Maryam often describes the true facts concerning her own experiences and those of people she works with in relation to radical forms of Islam – not all forms of Islam, just those pernicious, radical strands of the religion – things that most peaceful Muslims would also condemn. I must profess that if those facts are an incitement of hatred – which I most definitely believe they are not – then the solution is to change the way people are treated in certain faith communities, not to insist Maryam lie about her life through censorship.

One problem with the SU’s decision is that it assumes Warwick’s Muslim students won’t tolerate challenging views:

Those speaking out against the ban include Muslims:

It’s good that this story has been picked up by the mainstream media as well as by secularist organisations and bloggers.  The Independent quoted the SU President’s ludicrous explanation for the ban:

Isaac Leigh, president of Warwick Student Union said: “The initial decision was made for the right of Muslim students not to feel intimidated or discriminated against on their university campus… rather than in the interest of suppressing free speech.

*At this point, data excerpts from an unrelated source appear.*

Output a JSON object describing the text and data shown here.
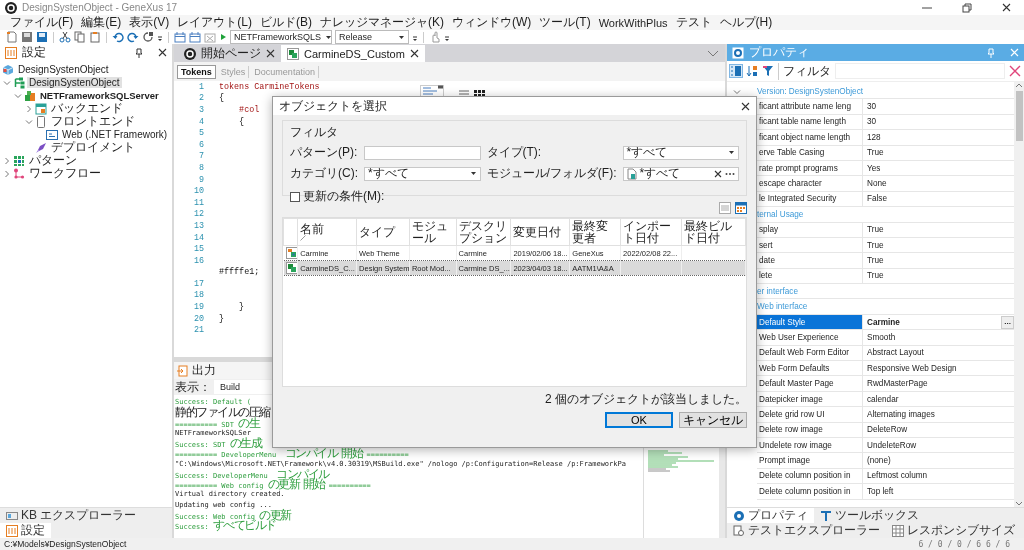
{
  "window": {
    "title": "DesignSystenObject - GeneXus 17"
  },
  "menu": [
    "ファイル(F)",
    "編集(E)",
    "表示(V)",
    "レイアウト(L)",
    "ビルド(B)",
    "ナレッジマネージャ(K)",
    "ウィンドウ(W)",
    "ツール(T)",
    "WorkWithPlus",
    "テスト",
    "ヘルプ(H)"
  ],
  "toolbar": {
    "platform": "NETFrameworkSQLS",
    "configuration": "Release"
  },
  "left_panel": {
    "title": "設定",
    "tree": [
      {
        "label": "DesignSystenObject",
        "kind": "kb",
        "selected": false,
        "active": false,
        "children": [
          {
            "label": "DesignSystenObject",
            "kind": "version",
            "expanded": true,
            "selected": true,
            "active": false,
            "children": [
              {
                "label": "NETFrameworkSQLServer",
                "kind": "environment",
                "expanded": true,
                "selected": false,
                "active": true,
                "children": [
                  {
                    "label": "バックエンド",
                    "kind": "backend",
                    "expanded": false,
                    "selected": false,
                    "active": false
                  },
                  {
                    "label": "フロントエンド",
                    "kind": "frontend",
                    "expanded": true,
                    "selected": false,
                    "active": false,
                    "children": [
                      {
                        "label": "Web (.NET Framework)",
                        "kind": "web",
                        "selected": false,
                        "active": false
                      }
                    ]
                  },
                  {
                    "label": "デプロイメント",
                    "kind": "deploy",
                    "selected": false,
                    "active": false
                  }
                ]
              }
            ]
          },
          {
            "label": "パターン",
            "kind": "patterns",
            "expanded": false,
            "selected": false,
            "active": false
          },
          {
            "label": "ワークフロー",
            "kind": "workflow",
            "expanded": false,
            "selected": false,
            "active": false
          }
        ]
      }
    ],
    "tabs": [
      {
        "label": "KB エクスプローラー",
        "kind": "kb_explorer",
        "selected": false
      },
      {
        "label": "設定",
        "kind": "preferences",
        "selected": true
      }
    ]
  },
  "document_tabs": [
    {
      "label": "開始ページ",
      "kind": "start",
      "selected": false
    },
    {
      "label": "CarmineDS_Custom",
      "kind": "design",
      "selected": true
    }
  ],
  "view_tabs": [
    {
      "label": "Tokens",
      "selected": true
    },
    {
      "label": "Styles",
      "selected": false
    },
    {
      "label": "Documentation",
      "selected": false
    }
  ],
  "editor": {
    "lines": [
      {
        "number": "1",
        "text": "tokens CarmineTokens",
        "kind": "keyword"
      },
      {
        "number": "2",
        "text": "{",
        "kind": "plain"
      },
      {
        "number": "3",
        "text": "    #col",
        "kind": "keyword"
      },
      {
        "number": "4",
        "text": "    {",
        "kind": "plain"
      },
      {
        "number": "5"
      },
      {
        "number": "6"
      },
      {
        "number": "7"
      },
      {
        "number": "8"
      },
      {
        "number": "9"
      },
      {
        "number": "10"
      },
      {
        "number": "11"
      },
      {
        "number": "12"
      },
      {
        "number": "13"
      },
      {
        "number": "14"
      },
      {
        "number": "15"
      },
      {
        "number": "16"
      },
      {
        "text": "#ffffe1;",
        "kind": "plain"
      },
      {
        "number": "17"
      },
      {
        "number": "18"
      },
      {
        "number": "19",
        "text": "    }",
        "kind": "plain"
      },
      {
        "number": "20",
        "text": "}",
        "kind": "plain"
      },
      {
        "number": "21"
      }
    ]
  },
  "output": {
    "title": "出力",
    "view_label": "表示：",
    "view": "Build",
    "lines": [
      {
        "text": "Success: Default (",
        "kind": "success"
      },
      {
        "text": "静的ファイルの圧縮",
        "kind": "plain"
      },
      {
        "text": "========== SDT の生",
        "kind": "success"
      },
      {
        "text": "NETFrameworkSQLSer",
        "kind": "plain"
      },
      {
        "text": "Success: SDT の生成",
        "kind": "success"
      },
      {
        "text": "========== DeveloperMenu  コンパイル 開始 ==========",
        "kind": "success"
      },
      {
        "text": "\"C:\\Windows\\Microsoft.NET\\Framework\\v4.0.30319\\MSBuild.exe\" /nologo /p:Configuration=Release /p:FrameworkPa",
        "kind": "plain"
      },
      {
        "text": "Success: DeveloperMenu  コンパイル",
        "kind": "success"
      },
      {
        "text": "========== Web config の更新 開始 ==========",
        "kind": "success"
      },
      {
        "text": "Virtual directory created.",
        "kind": "plain"
      },
      {
        "text": "Updating web config ...",
        "kind": "plain"
      },
      {
        "text": "Success: Web config の更新",
        "kind": "success"
      },
      {
        "text": "Success: すべてビルド",
        "kind": "success"
      }
    ]
  },
  "properties": {
    "title": "プロパティ",
    "filter_label": "フィルタ",
    "rows": [
      {
        "kind": "category",
        "label": "Version: DesignSystenObject",
        "expanded": true
      },
      {
        "kind": "property",
        "name": "ficant attribute name leng",
        "value": "30",
        "selected": false
      },
      {
        "kind": "property",
        "name": "ficant table name length",
        "value": "30",
        "selected": false
      },
      {
        "kind": "property",
        "name": "ficant object name length",
        "value": "128",
        "selected": false
      },
      {
        "kind": "property",
        "name": "erve Table Casing",
        "value": "True",
        "selected": false
      },
      {
        "kind": "property",
        "name": "rate prompt programs",
        "value": "Yes",
        "selected": false
      },
      {
        "kind": "property",
        "name": "escape character",
        "value": "None",
        "selected": false
      },
      {
        "kind": "property",
        "name": "le Integrated Security",
        "value": "False",
        "selected": false
      },
      {
        "kind": "category",
        "label": "ternal Usage"
      },
      {
        "kind": "property",
        "name": "splay",
        "value": "True",
        "selected": false
      },
      {
        "kind": "property",
        "name": "sert",
        "value": "True",
        "selected": false
      },
      {
        "kind": "property",
        "name": "date",
        "value": "True",
        "selected": false
      },
      {
        "kind": "property",
        "name": "lete",
        "value": "True",
        "selected": false
      },
      {
        "kind": "category",
        "label": "er interface"
      },
      {
        "kind": "category",
        "label": "Web interface"
      },
      {
        "kind": "property",
        "name": "Default Style",
        "value": "Carmine",
        "selected": true,
        "button": "..."
      },
      {
        "kind": "property",
        "name": "Web User Experience",
        "value": "Smooth",
        "selected": false
      },
      {
        "kind": "property",
        "name": "Default Web Form Editor",
        "value": "Abstract Layout",
        "selected": false
      },
      {
        "kind": "property",
        "name": "Web Form Defaults",
        "value": "Responsive Web Design",
        "selected": false
      },
      {
        "kind": "property",
        "name": "Default Master Page",
        "value": "RwdMasterPage",
        "selected": false
      },
      {
        "kind": "property",
        "name": "Datepicker image",
        "value": "calendar",
        "selected": false
      },
      {
        "kind": "property",
        "name": "Delete grid row UI",
        "value": "Alternating images",
        "selected": false
      },
      {
        "kind": "property",
        "name": "Delete row image",
        "value": "DeleteRow",
        "selected": false
      },
      {
        "kind": "property",
        "name": "Undelete row image",
        "value": "UndeleteRow",
        "selected": false
      },
      {
        "kind": "property",
        "name": "Prompt image",
        "value": "(none)",
        "selected": false
      },
      {
        "kind": "property",
        "name": "Delete column position in",
        "value": "Leftmost column",
        "selected": false
      },
      {
        "kind": "property",
        "name": "Delete column position in",
        "value": "Top left",
        "selected": false
      }
    ],
    "tabs": [
      {
        "label": "プロパティ",
        "kind": "properties",
        "selected": true
      },
      {
        "label": "ツールボックス",
        "kind": "toolbox",
        "selected": false
      },
      {
        "label": "テストエクスプローラー",
        "kind": "tests",
        "selected": false
      },
      {
        "label": "レスポンシブサイズ",
        "kind": "responsive",
        "selected": false
      }
    ]
  },
  "dialog": {
    "title": "オブジェクトを選択",
    "filter_legend": "フィルタ",
    "pattern": {
      "label": "パターン(P):"
    },
    "type": {
      "label": "タイプ(T):",
      "value": "*すべて"
    },
    "category": {
      "label": "カテゴリ(C):",
      "value": "*すべて"
    },
    "module": {
      "label": "モジュール/フォルダ(F):",
      "value": "*すべて"
    },
    "modified_condition": {
      "label": "更新の条件(M):",
      "checked": false
    },
    "columns": [
      {
        "label": "名前",
        "sorted": true
      },
      {
        "label": "タイプ",
        "sorted": false
      },
      {
        "label": "モジュール",
        "sorted": false
      },
      {
        "label": "デスクリプション",
        "sorted": false
      },
      {
        "label": "変更日付",
        "sorted": false
      },
      {
        "label": "最終変更者",
        "sorted": false
      },
      {
        "label": "インポート日付",
        "sorted": false
      },
      {
        "label": "最終ビルド日付",
        "sorted": false
      }
    ],
    "rows": [
      {
        "kind": "theme",
        "selected": false,
        "cells": [
          "Carmine",
          "Web Theme",
          null,
          "Carmine",
          "2019/02/06 18...",
          "GeneXus",
          "2022/02/08 22...",
          null
        ]
      },
      {
        "kind": "design_system",
        "selected": true,
        "cells": [
          "CarmineDS_C...",
          "Design System",
          "Root Mod...",
          "Carmine DS_...",
          "2023/04/03 18...",
          "AATM1\\A&A",
          null,
          null
        ]
      }
    ],
    "count": "2 個のオブジェクトが該当しました。",
    "buttons": [
      {
        "label": "OK",
        "default": true
      },
      {
        "label": "キャンセル",
        "default": false
      }
    ]
  },
  "status_bar": {
    "path": "C:¥Models¥DesignSystenObject",
    "counts": "6 / 0 / 0 / 6  6 / 6"
  }
}
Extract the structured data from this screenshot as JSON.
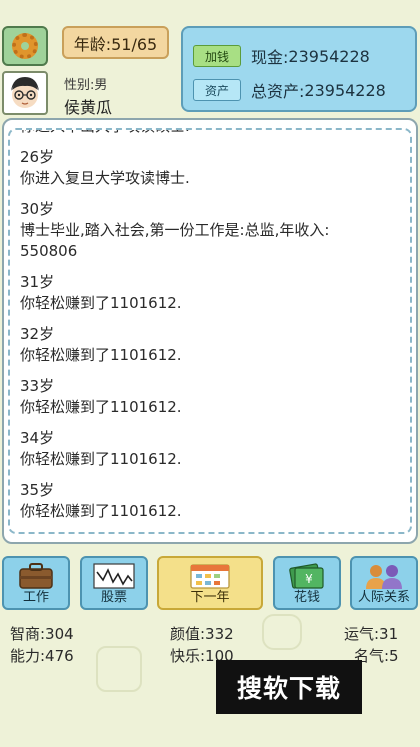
{
  "header": {
    "age_text": "年龄:51/65",
    "gender_text": "性别:男",
    "name": "侯黄瓜"
  },
  "money": {
    "add_button": "加钱",
    "assets_button": "资产",
    "cash_label": "现金:",
    "cash_value": "23954228",
    "total_label": "总资产:",
    "total_value": "23954228"
  },
  "log": {
    "entries": [
      {
        "year": "",
        "text": "你进入中山大学攻读硕士."
      },
      {
        "year": "26岁",
        "text": "你进入复旦大学攻读博士."
      },
      {
        "year": "30岁",
        "text": "博士毕业,踏入社会,第一份工作是:总监,年收入:",
        "text2": "550806"
      },
      {
        "year": "31岁",
        "text": "你轻松赚到了1101612."
      },
      {
        "year": "32岁",
        "text": "你轻松赚到了1101612."
      },
      {
        "year": "33岁",
        "text": "你轻松赚到了1101612."
      },
      {
        "year": "34岁",
        "text": "你轻松赚到了1101612."
      },
      {
        "year": "35岁",
        "text": "你轻松赚到了1101612."
      }
    ]
  },
  "actions": {
    "work": "工作",
    "stocks": "股票",
    "next_year": "下一年",
    "spend": "花钱",
    "relations": "人际关系"
  },
  "stats": {
    "iq": "智商:304",
    "looks": "颜值:332",
    "luck": "运气:31",
    "ability": "能力:476",
    "happiness": "快乐:100",
    "fame": "名气:5"
  },
  "watermark": "搜软下载",
  "icons": {
    "settings": "gear-icon",
    "work": "briefcase-icon",
    "stocks": "stock-chart-icon",
    "next_year": "calendar-icon",
    "spend": "money-icon",
    "relations": "people-icon"
  },
  "colors": {
    "background": "#eef2d8",
    "panel_blue": "#9dd8ee",
    "next_year_yellow": "#f4e08a",
    "age_box": "#f3d7a0"
  }
}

Even the most illiberal regimes don’t generally claim to silence dissent purely ‘in the interest of suppressing free speech’.  And anyone might ‘feel’ discriminated against – but having Namazie speak to a secularist society is in no sense an act of discrimination against Muslims.

Of course Maryam Namazie, who pulls no punches, is not everyone’s cup of tea – and it’s not just Muslims who dislike her.

Maryam Namazie of One Law for All is a Marxist antisemite who says she is an ex-Muslim and foe of jihad terror, but nonetheless has attacked Israel and spread Palestinian jihad propaganda on numerous occasions.

Whereas some Muslims on Twitter have gleefully welcomed the silencing of a ‘hate preacher’, and others, as we have seen, unreservedly oppose the ban, other Muslims have been supporting  her right to speak freely while making it clear that they think her views should be challenged.